Die Wissenschaftler merken zu den Ergebnissen an, dass die bisherige Wahlforschung die Persönlichkeit der Wähler nicht genügend berücksichtigt. Denn obwohl sich zentrale Aspekte von Narzissmus und Schlüsselelemente rechtsradikaler Parteien ähneln, wie beispielsweise das Streben nach Überlegenheit, wurde das Verhältnis zwischen Narzissmus und der Unterstützung für rechtsradikale populistische Parteien bislang noch nicht analysiert. Die Autoren schlagen vor, dies bei künftigen Studien zu beachten. „Wir wissen, dass Fremdenfeindlichkeit die Neigung zu rechtspopulistischen Ideologien verstärkt, aber die Einstellung kommt nicht aus dem luftleeren Raum, sondern es gibt Menschen, die aufgrund ihrer Persönlichkeitsstruktur verstärkt dazu tendieren“, fasst Berning zusammen. Dass die individuelle Persönlichkeit über die sozialdemographischen Bedingungen hinaus eine Wahlentscheidung erklären kann, sei daher stärker zu berücksichtigen.
Psychologische Wurzeln für die Unterstützung rechtsradikaler Parteien berücksichtigt
Für ihre Studie haben Mayer, Berning und Johann Narzissmus als mehrdimensionales Konstrukt untersucht. Seit ein paar Jahren wird in der Psychologie zwischen zwei Dimensionen narzisstischer Einstellungen unterschieden: Narzissmus mit einem erhöhten Bedürfnis nach Bewunderung beziehungsweise Selbstbewunderung auf der einen Seite und narzisstische Rivalität oder Fremdabwertung auf der anderen. Narzisstische Persönlichkeiten, die nach Bewunderung verlangen, können charismatisch sein und andere um sich scharen. Narzisstische Rivalität dagegen wertet andere ab, um sich selbst überlegen zu fühlen, und geht häufig mit aggressivem, feindseligem und egoistischem Verhalten einher.

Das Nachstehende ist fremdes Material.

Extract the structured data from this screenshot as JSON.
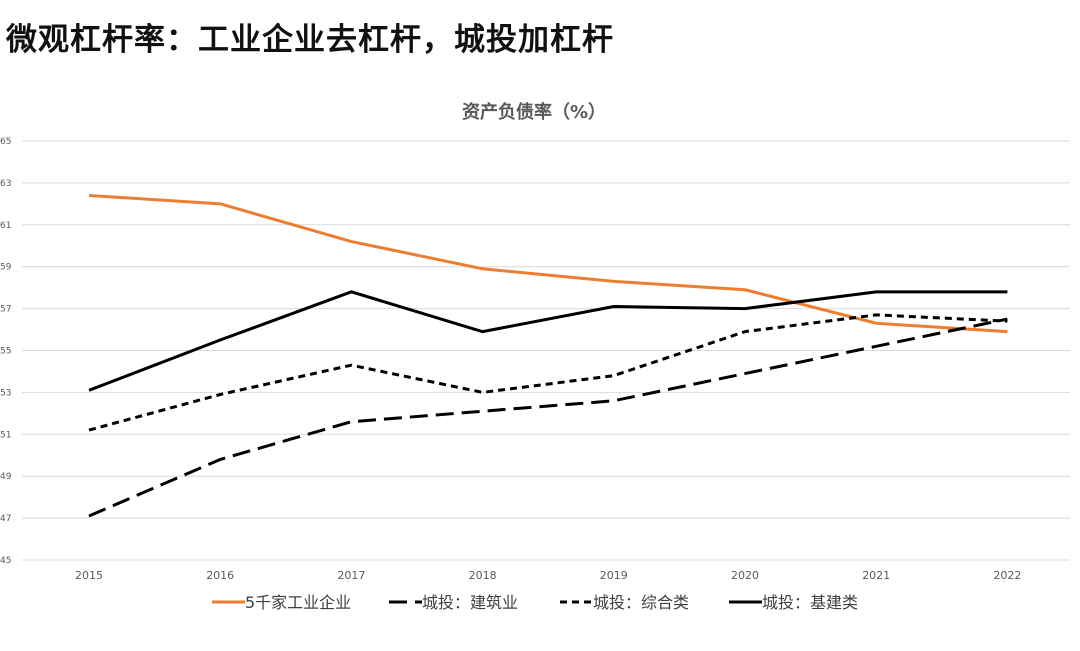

Für die Erhebung konnten die Wissenschaftler auf repräsentative Daten des GESIS Panels mit rund 2.800 Probanden zugreifen. Auf die Frage, welche Partei sie wählen würden, wenn nächsten Sonntag Wahlen wären, gaben zum Zeitpunkt der Umfrage im Herbst 2016 12,7 Prozent der Befragten an, sie würden für die Alternative für Deutschland (AfD) stimmen. Zur Ermittlung narzisstischer Persönlichkeitsmerkmale wurden die Teilnehmerinnen und Teilnehmer um Einstufungen zu bestimmten Aussagen gebeten, zum Beispiel „Ich gewinne eine große Stärke aus dem Wissen, dass ich eine ganz besondere Person bin“ oder „Ich möchte, dass meine Rivalen verlieren“.
Weitere Links:
https://innen.politik.uni-mainz.de/category/aktuelles-innenpolitik-politische-so… – Aktuelles im Bereich Innenpolitik und Politische Soziologie
Lesen Sie mehr:
https://www.uni-mainz.de/presse/aktuell/9077_DEU_HTML.php – Pressemitteilung „Wie die AfD seit 2015 nach rechts gerückt ist“ (11.07.2019)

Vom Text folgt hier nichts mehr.